STRANIERI A SCUOLA: GUARDIAMO IN FACCIA I PROBLEMI

I DATI MOSTRANO CHE L’INSERIMENTO DI UN IMMIGRATO HA L’EFFETTO TEMPORANEO DI UN RALLENTAMENTO DELL’ATTIVITÀ DIDATTICA – PERCHÉ QUESTO EFFETTO POSSA ESSERE NEUTRALIZZATO OCCORRE NON RIFIUTARNE L’ESISTENZA, MA INVECE DISCUTERNE APERTAMENTE: LE SOLUZIONI NON MANCANO

Articolo di Andrea Ichino, pubblicato sul Corriere della Sera del 24 settembre 2013

Non serve nè agli immigrati nè ai nativi nascondere i problemi invece di sperimentare, senza pregiudizi, le soluzioni più efficaci e rapide per l’integrazione nelle scuole italiane.
Da uno studio condotto con Rosario Ballatore e Margherita Fort (“The Tower of Babel in the classroom”, www.andreaichino.it) emerge che sostituendo un nativo con un immigrato in una classe della seconda elementare, la frazione di risposte corrette dei nativi nei test Invalsi si riduce del 12% in italiano e del 7% in matematica (dati relativi al 2009-10). La buona notizia è che questo sensibile effetto negativo (comparabile ad esempio a quello di avere genitori disoccupati o con un diploma non superiore alla scuola superiore) sparisce nelle quinte elementari: la scuola italiana riesce ad integrare gli stranieri ma in tempi relativamente lunghi, che devono assolutamente essere accorciati.
È sorprendente che nel nostro Paese ci si debba dividere tra chi urla sconsideratamente contro l’immigrazione (tra l’altro dimenticando che gli studenti stranieri sono mediamente meno di 2 per classe e che solo il 6% delle classi supera la soglia del 30% di immigrati) e chi, per reazione, nega, o è costretto a negare, un’eventualità tutt’altro che remota: quando anche un solo straniero entra in una classe l’integrazione non può avvenire immediatamente – come per un colpo di bacchetta magica – e può avere un impatto sugli apprendimenti dei compagni. Si rischiano accuse infamanti di razzismo suggerendo che forse non sia una buona idea gettare allo sbando gli immigrati nelle classi senza una guida specifica e che meglio sarebbe, come accade in altri Paesi, disegnare percorsi diversificati di integrazione graduale, da definire a seconda delle situazioni.

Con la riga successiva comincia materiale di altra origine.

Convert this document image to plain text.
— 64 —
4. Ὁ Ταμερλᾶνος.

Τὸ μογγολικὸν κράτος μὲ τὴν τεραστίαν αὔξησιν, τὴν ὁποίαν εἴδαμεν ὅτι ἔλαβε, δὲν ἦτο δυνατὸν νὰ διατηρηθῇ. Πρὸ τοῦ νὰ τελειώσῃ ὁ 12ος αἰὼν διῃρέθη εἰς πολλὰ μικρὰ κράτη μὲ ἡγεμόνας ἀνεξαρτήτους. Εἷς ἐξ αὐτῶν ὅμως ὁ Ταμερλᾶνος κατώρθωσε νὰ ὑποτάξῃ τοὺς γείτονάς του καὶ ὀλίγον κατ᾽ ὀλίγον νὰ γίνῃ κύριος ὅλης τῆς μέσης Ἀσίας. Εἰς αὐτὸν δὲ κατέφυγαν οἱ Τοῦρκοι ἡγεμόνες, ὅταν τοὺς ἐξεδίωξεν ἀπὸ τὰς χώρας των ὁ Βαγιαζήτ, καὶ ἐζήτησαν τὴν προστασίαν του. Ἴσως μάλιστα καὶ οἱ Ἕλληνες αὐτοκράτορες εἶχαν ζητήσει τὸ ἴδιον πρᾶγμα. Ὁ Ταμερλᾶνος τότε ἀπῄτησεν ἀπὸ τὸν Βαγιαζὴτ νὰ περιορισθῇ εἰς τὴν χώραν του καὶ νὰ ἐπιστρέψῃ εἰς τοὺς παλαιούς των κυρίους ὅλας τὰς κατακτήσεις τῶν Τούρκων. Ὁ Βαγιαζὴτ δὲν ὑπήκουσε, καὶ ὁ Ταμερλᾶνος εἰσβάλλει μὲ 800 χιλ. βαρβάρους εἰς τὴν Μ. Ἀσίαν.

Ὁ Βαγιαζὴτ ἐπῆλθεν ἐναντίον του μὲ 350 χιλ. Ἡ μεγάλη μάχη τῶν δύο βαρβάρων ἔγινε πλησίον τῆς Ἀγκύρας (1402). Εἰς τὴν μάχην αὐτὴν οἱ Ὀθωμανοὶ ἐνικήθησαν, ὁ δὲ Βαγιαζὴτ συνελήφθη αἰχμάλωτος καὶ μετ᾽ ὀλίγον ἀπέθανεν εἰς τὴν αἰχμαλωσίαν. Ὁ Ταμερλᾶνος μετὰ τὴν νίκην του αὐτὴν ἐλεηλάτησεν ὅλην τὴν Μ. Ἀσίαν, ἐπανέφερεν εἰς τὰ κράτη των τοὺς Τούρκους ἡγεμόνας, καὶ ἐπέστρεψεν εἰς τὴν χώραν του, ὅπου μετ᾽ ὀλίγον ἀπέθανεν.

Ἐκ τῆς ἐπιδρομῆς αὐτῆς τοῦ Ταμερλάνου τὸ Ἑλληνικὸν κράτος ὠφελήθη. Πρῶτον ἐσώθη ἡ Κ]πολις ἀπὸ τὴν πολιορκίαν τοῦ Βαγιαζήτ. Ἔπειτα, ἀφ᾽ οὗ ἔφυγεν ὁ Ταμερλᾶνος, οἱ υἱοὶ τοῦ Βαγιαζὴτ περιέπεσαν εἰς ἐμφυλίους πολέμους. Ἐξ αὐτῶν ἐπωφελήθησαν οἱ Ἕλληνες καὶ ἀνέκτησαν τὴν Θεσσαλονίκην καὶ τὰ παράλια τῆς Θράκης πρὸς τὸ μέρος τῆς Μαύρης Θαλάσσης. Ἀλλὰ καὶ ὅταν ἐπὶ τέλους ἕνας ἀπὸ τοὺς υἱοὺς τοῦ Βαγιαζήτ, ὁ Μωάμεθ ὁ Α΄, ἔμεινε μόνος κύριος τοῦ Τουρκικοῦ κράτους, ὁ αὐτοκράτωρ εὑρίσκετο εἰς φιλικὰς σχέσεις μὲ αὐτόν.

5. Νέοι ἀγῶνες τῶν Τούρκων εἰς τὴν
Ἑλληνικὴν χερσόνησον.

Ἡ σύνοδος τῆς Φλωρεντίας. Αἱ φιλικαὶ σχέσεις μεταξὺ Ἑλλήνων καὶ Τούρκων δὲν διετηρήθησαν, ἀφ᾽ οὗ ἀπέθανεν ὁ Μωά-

Il risultato, ipocrita, di questi comportamenti è che i dirigenti scolastici, forse per amor del quieto vivere, collocano gli stranieri  prevalentemente nelle classi in cui i nativi hanno famiglie meno istruite e meno abbienti. Si noti che questo accade all’interno delle singole scuole e non solo tra scuole di quartieri diversi. Lo dicono i dati ed è una sorpresa sconcertante. All’interno di una scuola gli stranieri finiscono per essere concentrati nelle classi con genitori probabilmente  meno capaci di protestare se i loro amati Pierino o Caterina impareranno poco perchè i loro compagni di banco si chiamano Wladi, Amina o Ramon. Ufficialmente questo non può accadere, perché la formazione delle classi dovrebbe essere casuale; cosa di per sè assurda perché molto meglio sarebbe costruirle senza ipocrisie sulla base delle informazioni disponibili riguardo alle caratteristiche degli studenti. Ma la soluzione peggiore, e davvero eticamente inaccettabile, è quella di concentrare insieme stranieri e italiani con background familiare meno favorevole.

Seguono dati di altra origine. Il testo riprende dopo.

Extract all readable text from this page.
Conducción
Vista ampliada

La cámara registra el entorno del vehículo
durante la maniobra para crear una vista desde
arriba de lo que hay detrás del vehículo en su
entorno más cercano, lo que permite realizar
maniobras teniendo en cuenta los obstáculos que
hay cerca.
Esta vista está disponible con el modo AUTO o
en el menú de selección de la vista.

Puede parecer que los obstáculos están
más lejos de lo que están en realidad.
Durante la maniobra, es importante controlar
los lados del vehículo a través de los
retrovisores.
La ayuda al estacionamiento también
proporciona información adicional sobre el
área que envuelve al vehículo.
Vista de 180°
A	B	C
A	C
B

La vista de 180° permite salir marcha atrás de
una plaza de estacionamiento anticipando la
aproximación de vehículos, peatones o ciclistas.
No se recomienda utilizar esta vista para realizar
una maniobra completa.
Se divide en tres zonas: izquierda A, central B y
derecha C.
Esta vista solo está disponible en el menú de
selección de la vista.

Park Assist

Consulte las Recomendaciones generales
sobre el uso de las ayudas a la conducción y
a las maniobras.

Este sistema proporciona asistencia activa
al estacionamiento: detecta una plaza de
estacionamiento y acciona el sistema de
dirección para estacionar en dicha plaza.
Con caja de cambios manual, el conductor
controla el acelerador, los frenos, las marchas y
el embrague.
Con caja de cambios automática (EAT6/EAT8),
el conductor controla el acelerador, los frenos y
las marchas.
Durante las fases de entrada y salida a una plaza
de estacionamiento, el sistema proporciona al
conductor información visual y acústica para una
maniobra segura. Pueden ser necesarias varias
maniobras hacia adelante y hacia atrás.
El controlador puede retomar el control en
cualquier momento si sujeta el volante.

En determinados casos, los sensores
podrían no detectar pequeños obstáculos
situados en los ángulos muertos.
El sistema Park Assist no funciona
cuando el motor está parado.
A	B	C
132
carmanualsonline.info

Immagino la risposta dei dirigenti e degli insegnanti: quali risorse abbiamo per fronteggiare il problema? Che margini di autonomia ci dà il Ministero per disegnare un’offerta formativa diversificata che possa aiutare l’integrazione quando necessario? Hanno ragione! Il pachidermico ministero dell’Istruzione, con i suoi Provveditorati (quasi un milione di dipendenti e decine di migliaia di scuole da gestire), oltre a non poter dare risorse sufficienti per affrontare questi problemi, non dispone nemmeno di informazioni aggiornate sulle realtà locali per decidere dove intervenire e che cosa fare (figuriamoci: non riesce nemmeno ad assicurare che a inizio anno tutte le classi abbiano gli insegnanti necessari!). E, soprattutto, alle scuole non viene data una piena autonomia di gestione delle risorse, in particolare quelle umane, e di disegno dell’offerta formativa. Di questa autonomia le singole scuole avrebbero bisogno per risolvere, con la loro migliore conoscenza delle situazioni locali, non solo il problema dell’immigrazione, ma tutti gli altri problemi che quotidianamente devono affrontare.

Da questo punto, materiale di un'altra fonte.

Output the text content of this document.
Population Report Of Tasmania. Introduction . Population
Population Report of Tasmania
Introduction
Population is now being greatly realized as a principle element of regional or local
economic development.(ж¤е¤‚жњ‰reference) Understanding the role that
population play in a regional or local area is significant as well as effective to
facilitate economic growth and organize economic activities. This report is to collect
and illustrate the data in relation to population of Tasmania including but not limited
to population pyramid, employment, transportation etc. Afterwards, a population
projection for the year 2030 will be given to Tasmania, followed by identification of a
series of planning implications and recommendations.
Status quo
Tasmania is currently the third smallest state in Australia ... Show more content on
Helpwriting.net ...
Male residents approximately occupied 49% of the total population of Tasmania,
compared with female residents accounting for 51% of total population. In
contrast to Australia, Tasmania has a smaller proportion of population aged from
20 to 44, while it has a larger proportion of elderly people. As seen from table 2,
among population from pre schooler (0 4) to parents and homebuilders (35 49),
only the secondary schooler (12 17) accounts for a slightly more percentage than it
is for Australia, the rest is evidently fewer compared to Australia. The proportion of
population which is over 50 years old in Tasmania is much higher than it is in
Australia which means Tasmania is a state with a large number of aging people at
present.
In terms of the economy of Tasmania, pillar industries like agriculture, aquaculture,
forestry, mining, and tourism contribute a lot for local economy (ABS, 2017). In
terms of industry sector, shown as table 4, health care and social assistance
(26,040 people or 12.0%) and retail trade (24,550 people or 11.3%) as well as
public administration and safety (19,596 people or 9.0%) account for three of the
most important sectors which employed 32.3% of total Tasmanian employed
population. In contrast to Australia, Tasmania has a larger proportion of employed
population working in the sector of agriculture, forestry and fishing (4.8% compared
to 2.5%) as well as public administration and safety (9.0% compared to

Un modo per sperimentare scuole “pubbliche ma autonome” c’è: con Guido Tabellini lo abbiamo descritto nell’e-book del CorriereLiberiamo la Scuola”. Una proposta che non impone soluzioni, ma chiede solo che sia consentito a chi vuole provare offerte educative diverse, di poterlo fare in un ambito regolato, sperimentale e valutato dalle scelte degli utenti.